Opony ze środka gamy Pirelli podczas debiutu Formuły 1 na torze w Miami

Pirelli / © Pirelli Motorsport

Pirelli, jedyny dostawca ogumienia do Formuły 1, na Grand Prix Miami zdecydowało się nominować trzy środkowe mieszanki, co jest najpopularniejszą kombinacją w tym sezonie i jednocześnie najbardziej uniwersalną.

Tor Miami International Autodrome o długości 5,41 kilometra, który został wytyczony na terenie kompleksu Hard Rock Stadium, składa się z dziewiętnastu zakrętów, trzech długich prostych, podjazdów i zjazdów oraz szykany.

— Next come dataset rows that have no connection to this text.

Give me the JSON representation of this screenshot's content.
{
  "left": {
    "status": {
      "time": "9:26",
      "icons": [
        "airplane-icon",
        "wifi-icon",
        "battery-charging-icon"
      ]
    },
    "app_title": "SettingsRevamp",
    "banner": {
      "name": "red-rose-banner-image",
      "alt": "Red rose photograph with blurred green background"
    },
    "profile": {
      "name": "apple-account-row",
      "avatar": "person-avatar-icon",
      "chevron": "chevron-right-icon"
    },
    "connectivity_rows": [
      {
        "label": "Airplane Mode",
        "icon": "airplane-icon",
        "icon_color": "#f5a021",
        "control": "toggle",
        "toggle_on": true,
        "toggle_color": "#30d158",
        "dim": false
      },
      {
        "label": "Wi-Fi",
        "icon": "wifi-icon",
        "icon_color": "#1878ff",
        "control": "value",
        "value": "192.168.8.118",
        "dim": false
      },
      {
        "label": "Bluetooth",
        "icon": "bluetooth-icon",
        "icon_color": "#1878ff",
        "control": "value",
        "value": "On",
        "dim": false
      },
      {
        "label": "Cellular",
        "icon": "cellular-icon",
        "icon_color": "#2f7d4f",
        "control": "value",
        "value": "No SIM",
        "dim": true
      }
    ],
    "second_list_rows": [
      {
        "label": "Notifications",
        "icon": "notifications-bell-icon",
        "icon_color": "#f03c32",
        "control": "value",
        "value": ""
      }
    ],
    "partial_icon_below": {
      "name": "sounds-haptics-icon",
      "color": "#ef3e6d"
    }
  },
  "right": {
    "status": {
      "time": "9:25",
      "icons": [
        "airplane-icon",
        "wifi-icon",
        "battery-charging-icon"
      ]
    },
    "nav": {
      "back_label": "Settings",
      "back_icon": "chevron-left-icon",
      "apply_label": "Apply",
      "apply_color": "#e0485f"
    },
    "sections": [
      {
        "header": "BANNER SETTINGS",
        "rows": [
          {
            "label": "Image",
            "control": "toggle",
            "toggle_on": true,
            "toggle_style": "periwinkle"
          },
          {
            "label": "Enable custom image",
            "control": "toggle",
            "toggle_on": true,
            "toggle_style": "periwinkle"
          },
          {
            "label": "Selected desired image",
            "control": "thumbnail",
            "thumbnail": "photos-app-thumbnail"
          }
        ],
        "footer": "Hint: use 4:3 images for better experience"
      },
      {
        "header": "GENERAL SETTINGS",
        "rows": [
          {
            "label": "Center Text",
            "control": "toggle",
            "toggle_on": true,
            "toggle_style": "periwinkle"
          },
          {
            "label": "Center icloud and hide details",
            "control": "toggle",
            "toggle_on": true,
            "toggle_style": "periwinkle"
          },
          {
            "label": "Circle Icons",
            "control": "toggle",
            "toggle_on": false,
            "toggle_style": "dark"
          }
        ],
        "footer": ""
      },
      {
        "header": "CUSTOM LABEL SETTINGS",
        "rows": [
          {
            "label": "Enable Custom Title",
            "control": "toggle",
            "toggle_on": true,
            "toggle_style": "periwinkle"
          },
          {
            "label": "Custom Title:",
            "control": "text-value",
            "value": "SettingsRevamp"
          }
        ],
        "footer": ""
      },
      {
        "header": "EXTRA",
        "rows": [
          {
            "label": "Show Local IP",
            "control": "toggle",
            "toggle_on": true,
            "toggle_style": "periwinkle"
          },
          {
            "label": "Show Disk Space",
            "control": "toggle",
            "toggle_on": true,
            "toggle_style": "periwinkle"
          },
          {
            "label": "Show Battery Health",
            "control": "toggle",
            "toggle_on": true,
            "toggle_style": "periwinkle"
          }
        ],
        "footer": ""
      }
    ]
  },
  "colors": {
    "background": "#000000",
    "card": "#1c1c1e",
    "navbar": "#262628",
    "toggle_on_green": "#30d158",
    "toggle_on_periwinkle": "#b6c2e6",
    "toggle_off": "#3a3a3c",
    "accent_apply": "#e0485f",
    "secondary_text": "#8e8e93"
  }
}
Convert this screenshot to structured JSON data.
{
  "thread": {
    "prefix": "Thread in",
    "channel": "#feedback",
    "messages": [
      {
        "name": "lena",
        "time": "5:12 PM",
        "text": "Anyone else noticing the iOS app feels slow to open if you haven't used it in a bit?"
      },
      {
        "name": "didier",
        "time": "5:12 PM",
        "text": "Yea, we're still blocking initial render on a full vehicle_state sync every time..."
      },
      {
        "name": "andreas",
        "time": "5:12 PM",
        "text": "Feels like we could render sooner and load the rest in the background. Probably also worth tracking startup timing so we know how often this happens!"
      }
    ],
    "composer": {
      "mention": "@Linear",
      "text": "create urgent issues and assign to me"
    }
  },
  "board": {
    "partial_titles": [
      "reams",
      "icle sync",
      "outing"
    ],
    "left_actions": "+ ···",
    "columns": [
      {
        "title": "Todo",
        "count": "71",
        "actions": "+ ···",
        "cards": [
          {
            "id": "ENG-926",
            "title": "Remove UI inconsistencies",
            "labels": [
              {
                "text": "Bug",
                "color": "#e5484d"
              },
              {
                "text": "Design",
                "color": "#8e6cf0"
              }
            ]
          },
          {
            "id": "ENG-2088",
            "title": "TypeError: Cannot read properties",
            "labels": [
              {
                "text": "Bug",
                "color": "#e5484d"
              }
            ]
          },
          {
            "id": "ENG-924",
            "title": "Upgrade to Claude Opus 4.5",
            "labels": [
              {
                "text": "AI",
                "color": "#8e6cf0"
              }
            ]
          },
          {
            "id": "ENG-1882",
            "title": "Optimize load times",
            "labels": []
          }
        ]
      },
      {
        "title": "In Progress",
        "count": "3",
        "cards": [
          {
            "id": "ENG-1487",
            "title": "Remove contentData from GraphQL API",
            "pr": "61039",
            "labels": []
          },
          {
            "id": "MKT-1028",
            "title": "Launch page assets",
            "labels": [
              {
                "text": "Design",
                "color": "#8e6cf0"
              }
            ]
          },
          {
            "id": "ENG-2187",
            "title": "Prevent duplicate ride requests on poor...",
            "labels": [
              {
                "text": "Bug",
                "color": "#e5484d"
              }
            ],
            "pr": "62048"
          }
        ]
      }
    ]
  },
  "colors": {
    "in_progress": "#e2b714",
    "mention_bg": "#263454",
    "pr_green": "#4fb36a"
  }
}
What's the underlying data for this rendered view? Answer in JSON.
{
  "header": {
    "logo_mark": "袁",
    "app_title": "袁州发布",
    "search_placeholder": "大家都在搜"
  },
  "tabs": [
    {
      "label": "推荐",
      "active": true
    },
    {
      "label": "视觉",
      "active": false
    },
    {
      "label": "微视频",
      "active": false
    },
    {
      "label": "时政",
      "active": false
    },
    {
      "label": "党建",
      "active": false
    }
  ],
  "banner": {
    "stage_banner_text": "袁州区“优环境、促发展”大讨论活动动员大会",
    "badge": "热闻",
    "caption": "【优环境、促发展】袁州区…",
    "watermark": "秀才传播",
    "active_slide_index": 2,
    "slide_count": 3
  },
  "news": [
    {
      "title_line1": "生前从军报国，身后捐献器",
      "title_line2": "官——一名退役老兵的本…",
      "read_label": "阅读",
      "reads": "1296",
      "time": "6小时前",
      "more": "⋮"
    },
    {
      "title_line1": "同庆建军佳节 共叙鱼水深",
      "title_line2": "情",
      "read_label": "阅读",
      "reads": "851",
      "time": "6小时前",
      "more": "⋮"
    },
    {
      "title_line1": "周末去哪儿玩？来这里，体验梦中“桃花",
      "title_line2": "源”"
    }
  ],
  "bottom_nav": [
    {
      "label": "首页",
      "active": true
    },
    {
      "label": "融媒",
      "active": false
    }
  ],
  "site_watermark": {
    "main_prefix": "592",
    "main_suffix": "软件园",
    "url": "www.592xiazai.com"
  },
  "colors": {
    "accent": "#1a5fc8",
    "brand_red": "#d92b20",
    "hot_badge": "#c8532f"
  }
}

Przewidywane prędkości maksymalne mają sięgać 320 km/h, ze średnią prędkością na poziomie 225 km/h i całkowicie otwartej przepustnicy przez około pięćdziesiąt osiem procent okrążenia.

Nowa pętlą w kalendarzu Formuły 1 stanowi jednak zupełnie nowe wyzwanie dla wszystkich. Inżynierowie Pirelli musieli polegać na danych z symulacji, podejmując decyzję o dobrze mieszanej na ten weekend. Z informacji wynika, że najlepiej dostosowanie do wymagań, liczącego pięćdziesiąt siedem okrążeń wyścig, są mieszanki ze środka gamy. Gładki asfalt zapewni niezły poziom przyczepności, a siły działające na opony plasują się mniej więcej pośrodku średniej z całego sezonu.

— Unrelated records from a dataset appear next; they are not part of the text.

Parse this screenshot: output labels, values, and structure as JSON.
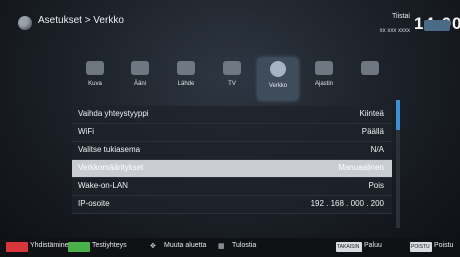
{
  "header": {
    "breadcrumb": "Asetukset > Verkko",
    "day": "Tiistai",
    "date": "xx xxx xxxx",
    "time": "14:00"
  },
  "tabs": [
    {
      "label": "Kuva",
      "icon": "picture-icon"
    },
    {
      "label": "Ääni",
      "icon": "sound-icon"
    },
    {
      "label": "Lähde",
      "icon": "source-icon"
    },
    {
      "label": "TV",
      "icon": "tv-icon"
    },
    {
      "label": "Verkko",
      "icon": "network-icon",
      "active": true
    },
    {
      "label": "Ajastin",
      "icon": "timer-icon"
    },
    {
      "label": "",
      "icon": "settings-icon"
    }
  ],
  "settings": [
    {
      "key": "Vaihda yhteystyyppi",
      "value": "Kiinteä"
    },
    {
      "key": "WiFi",
      "value": "Päällä"
    },
    {
      "key": "Valitse tukiasema",
      "value": "N/A"
    },
    {
      "key": "Verkkomääritykset",
      "value": "Manuaalinen",
      "selected": true
    },
    {
      "key": "Wake-on-LAN",
      "value": "Pois"
    },
    {
      "key": "IP-osoite",
      "value": "192 . 168 . 000 . 200"
    }
  ],
  "footer": {
    "connect": "Yhdistäminen",
    "test": "Testiyhteys",
    "move": "Muuta aluetta",
    "print": "Tulostia",
    "back_key": "TAKAISIN",
    "back": "Paluu",
    "exit_key": "POISTU",
    "exit": "Poistu"
  },
  "colors": {
    "accent": "#3d8fd6",
    "selected_row": "#c9ccd0",
    "red_key": "#d8363a",
    "green_key": "#4ab04a"
  }
}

Zupełnie nowa nawierzchnia prawdopodobnie będzie charakteryzowała się wysokim poziomem ewolucji na początku weekendu, czego powodem będą serie towarzyszące, które dodatkowo nagumują asfalt.

„Pierwszemu w historii wyścigowi o Grand Prix Miami towarzyszą ogromne emocje i ekscytacja. Tor nieco przypomina obiekt w Dżuddzie, ale niektóre partie są wolniejsze i bardziej techniczne niż w Arabii Saudyjskiej – zwłaszcza sekcja od Zakrętu 11 do 16. Pozostała część okrążenia jest bardzo szybka, a lewoskrętna natura toru sprawia, że mocniej obciążone będą prawe opony” – powiedział szef Pirelli, Mario Isola.

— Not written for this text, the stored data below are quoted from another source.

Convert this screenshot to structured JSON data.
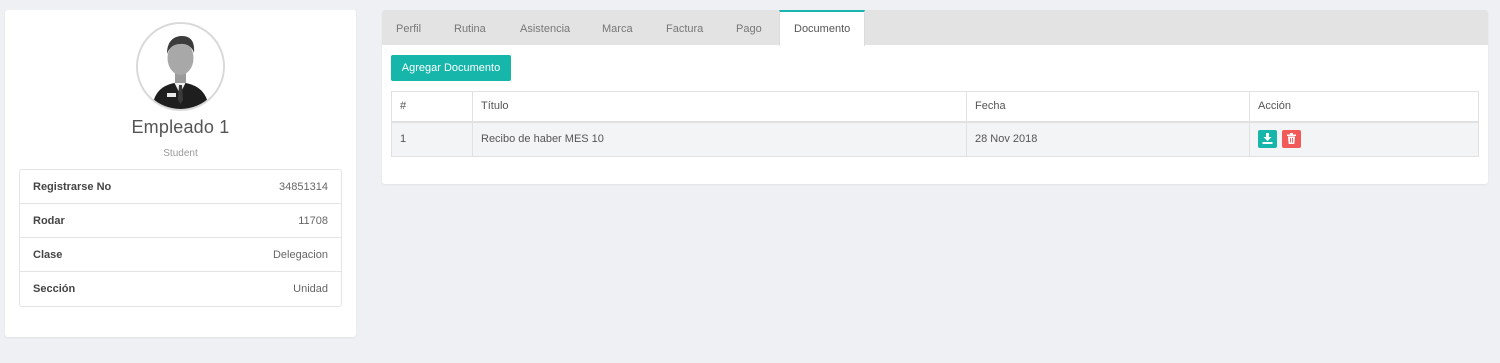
{
  "profile": {
    "name": "Empleado 1",
    "role": "Student",
    "avatar_icon": "user-avatar-icon",
    "details": [
      {
        "label": "Registrarse No",
        "value": "34851314"
      },
      {
        "label": "Rodar",
        "value": "11708"
      },
      {
        "label": "Clase",
        "value": "Delegacion"
      },
      {
        "label": "Sección",
        "value": "Unidad"
      }
    ]
  },
  "tabs": [
    {
      "label": "Perfil"
    },
    {
      "label": "Rutina"
    },
    {
      "label": "Asistencia"
    },
    {
      "label": "Marca"
    },
    {
      "label": "Factura"
    },
    {
      "label": "Pago"
    },
    {
      "label": "Documento",
      "active": true
    }
  ],
  "documents": {
    "add_button_label": "Agregar Documento",
    "columns": [
      "#",
      "Título",
      "Fecha",
      "Acción"
    ],
    "rows": [
      {
        "num": "1",
        "title": "Recibo de haber MES 10",
        "date": "28 Nov 2018",
        "actions": [
          "download-icon",
          "trash-icon"
        ]
      }
    ]
  },
  "colors": {
    "accent": "#17b6aa",
    "danger": "#f25a5a",
    "background": "#eef0f4"
  }
}
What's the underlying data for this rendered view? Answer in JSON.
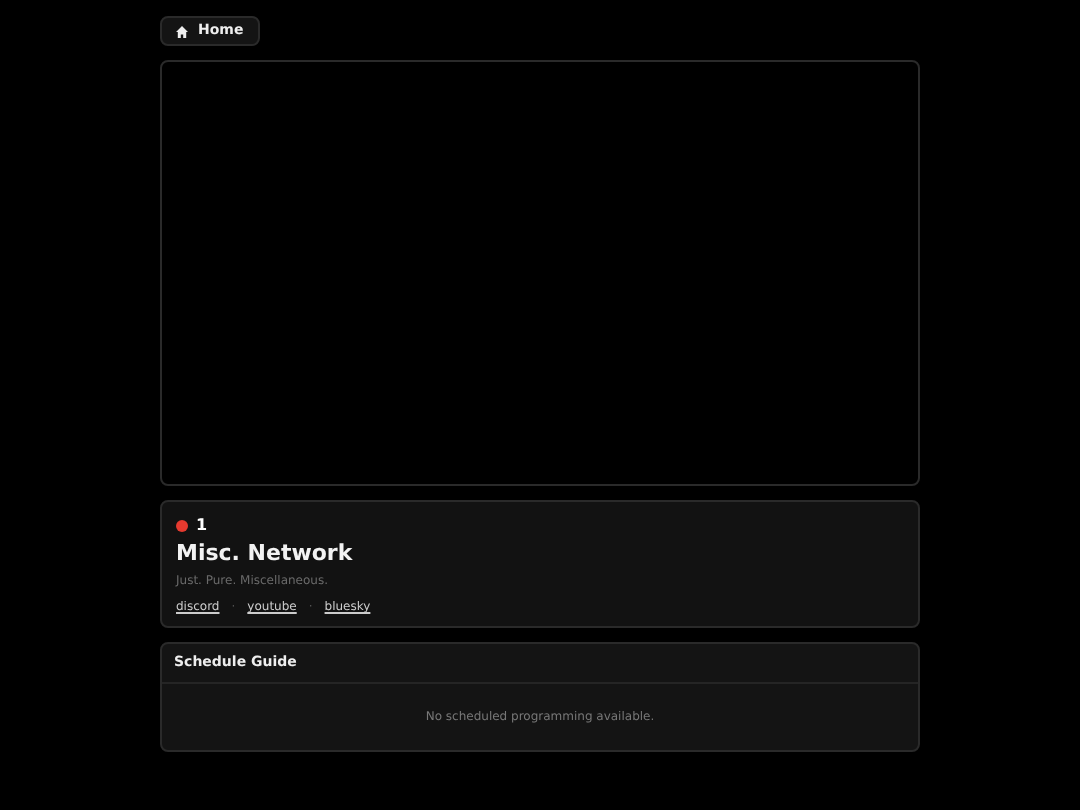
{
  "nav": {
    "home_label": "Home"
  },
  "channel": {
    "viewer_count": "1",
    "name": "Misc. Network",
    "tagline": "Just. Pure. Miscellaneous.",
    "links": [
      {
        "label": "discord"
      },
      {
        "label": "youtube"
      },
      {
        "label": "bluesky"
      }
    ],
    "separators": [
      "·",
      "·"
    ]
  },
  "schedule": {
    "title": "Schedule Guide",
    "empty_message": "No scheduled programming available."
  }
}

„Spodziewamy się normalnej w takich okolicznościach szybkiej ewolucji stanu gładkiej, świeżo położonej nawierzchni, ale asfalt został poddany myciu wodą pod dużym ciśnieniem, zatem przyczepność powinna być od samego początku dość dobra.”

„Szybka charakterystyka toru oznacza, że zespoły mogą stosować niskie lub średnie poziomy docisku, co z kolei może prowadzić do uślizgów w szybkich zakrętach, zwłaszcza na twardych oponach.”

„Tak jak w przypadku każdego nowego toru, mieszanki dobraliśmy dość konserwatywnie, a konfrontacja symulacji z rzeczywistością zapowiada się interesująco” – dodał Włoch.